We began our time together as a whole group.  I sparked their interest with my own research of the end of the shuttle program, the price tag for a seat on a Russian shuttle, and updates on the Mars Rover.  Next, students got to choose from two books to read aloud:  You Are the First Kid On Mars by Patrick O’Brien and The Planet Hunter: The Story Behind What Happened to Pluto by Elizabeth Rusch.  I was actually surprised that they picked The Planet Hunter because we had talked so much about the Mars rover and they were excited about it.  Nevertheless, we read the story and they were amazed to learn that scientists could change the definition of what a planet is and things we once called planets are now called something different. They wondered if there would ever be a day that Earth would not be a planet anymore.

After our book exploration, students split into 2 groups.  One group went to the desktop computers and used a pathfinder created with Sqworl to explore YouTube videos and interactive sites.  The other group used our 10 iPads to explore a variety of free solar system and constellation apps such as Distant Suns, Moon, Solar System, NASA Viz, Stellarium, GoSkyWatch, and Planets.  Groups switched halfway through our time so that they went to both centers.
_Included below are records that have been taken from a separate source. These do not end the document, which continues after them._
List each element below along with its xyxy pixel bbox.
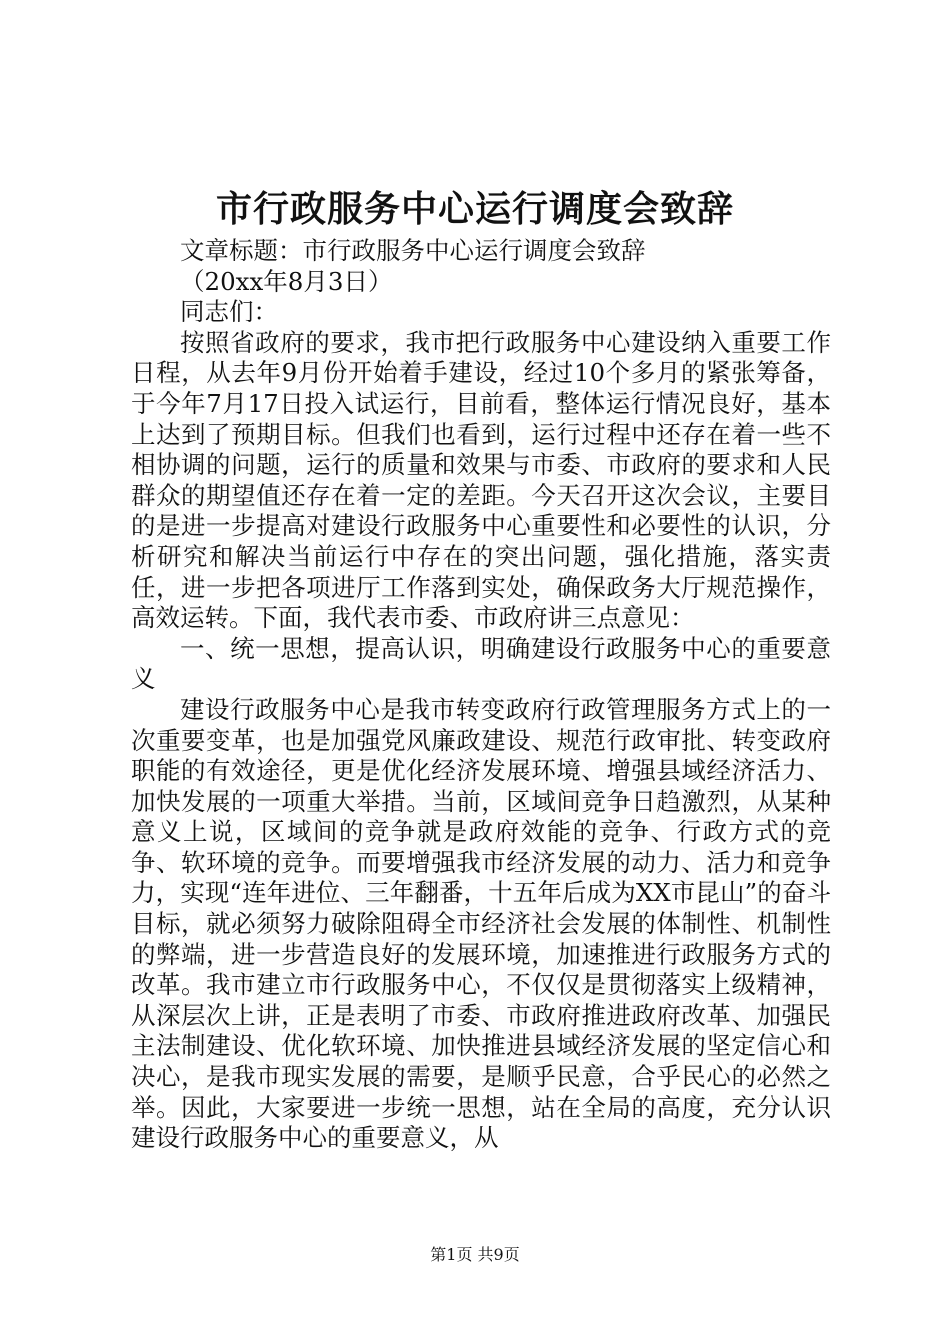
document-title: 市行政服务中心运行调度会致辞 <box>215 188 734 230</box>
paragraph-date: （20xx年8月3日） <box>180 266 393 296</box>
document-body <box>131 236 831 1154</box>
paragraph-intro: 按照省政府的要求，我市把行政服务中心建设纳入重要工作日程，从去年9月份开始着手建设，经过10个多月的紧张筹备，于今年7月17日投入试运行，目前看，整体运行情况良好，基本上达到了预期目标。但我们也看到，运行过程中还存在着一些不相协调的问题，运行的质量和效果与市委、市政府的要求和人民群众的期望值还存在着一定的差距。今天召开这次会议，主要目的是进一步提高对建设行政服务中心重要性和必要性的认识，分析研究和解决当前运行中存在的突出问题，强化措施，落实责任，进一步把各项进厅工作落到实处，确保政务大厅规范操作，高效运转。下面，我代表市委、市政府讲三点意见： <box>131 327 831 633</box>
section-heading-1: 一、统一思想，提高认识，明确建设行政服务中心的重要意义 <box>131 633 831 694</box>
paragraph-section-1: 建设行政服务中心是我市转变政府行政管理服务方式上的一次重要变革，也是加强党风廉政建设、规范行政审批、转变政府职能的有效途径，更是优化经济发展环境、增强县域经济活力、加快发展的一项重大举措。当前，区域间竞争日趋激烈，从某种意义上说，区域间的竞争就是政府效能的竞争、行政方式的竞争、软环境的竞争。而要增强我市经济发展的动力、活力和竞争力，实现“连年进位、三年翻番，十五年后成为XX市昆山”的奋斗目标，就必须努力破除阻碍全市经济社会发展的体制性、机制性的弊端，进一步营造良好的发展环境，加速推进行政服务方式的改革。我市建立市行政服务中心，不仅仅是贯彻落实上级精神，从深层次上讲，正是表明了市委、市政府推进政府改革、加强民主法制建设、优化软环境、加快推进县域经济发展的坚定信心和决心，是我市现实发展的需要，是顺乎民意，合乎民心的必然之举。因此，大家要进一步统一思想，站在全局的高度，充分认识建设行政服务中心的重要意义，从 <box>131 694 831 1153</box>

The students left with excitement about the solar system.  They left with questions and a desire to continue learning.  When one student discovered something in an app, video, or interactive site, they immediately wanted to share it with other students in the class.  Without any prompting, they were teaching one another how to use the tools.  The teacher and I served as facilitators in both groups.  One student even said he wanted to go build a model rocket after watching one of the YouTube videos.  They will carry this new knowledge and energy back into their classroom to continue their unit of study on the solar system.

In total, this took about 45-60 minutes, but I feel like the energy that was created in the students at the front end of their unit will be well worth the time and exploration.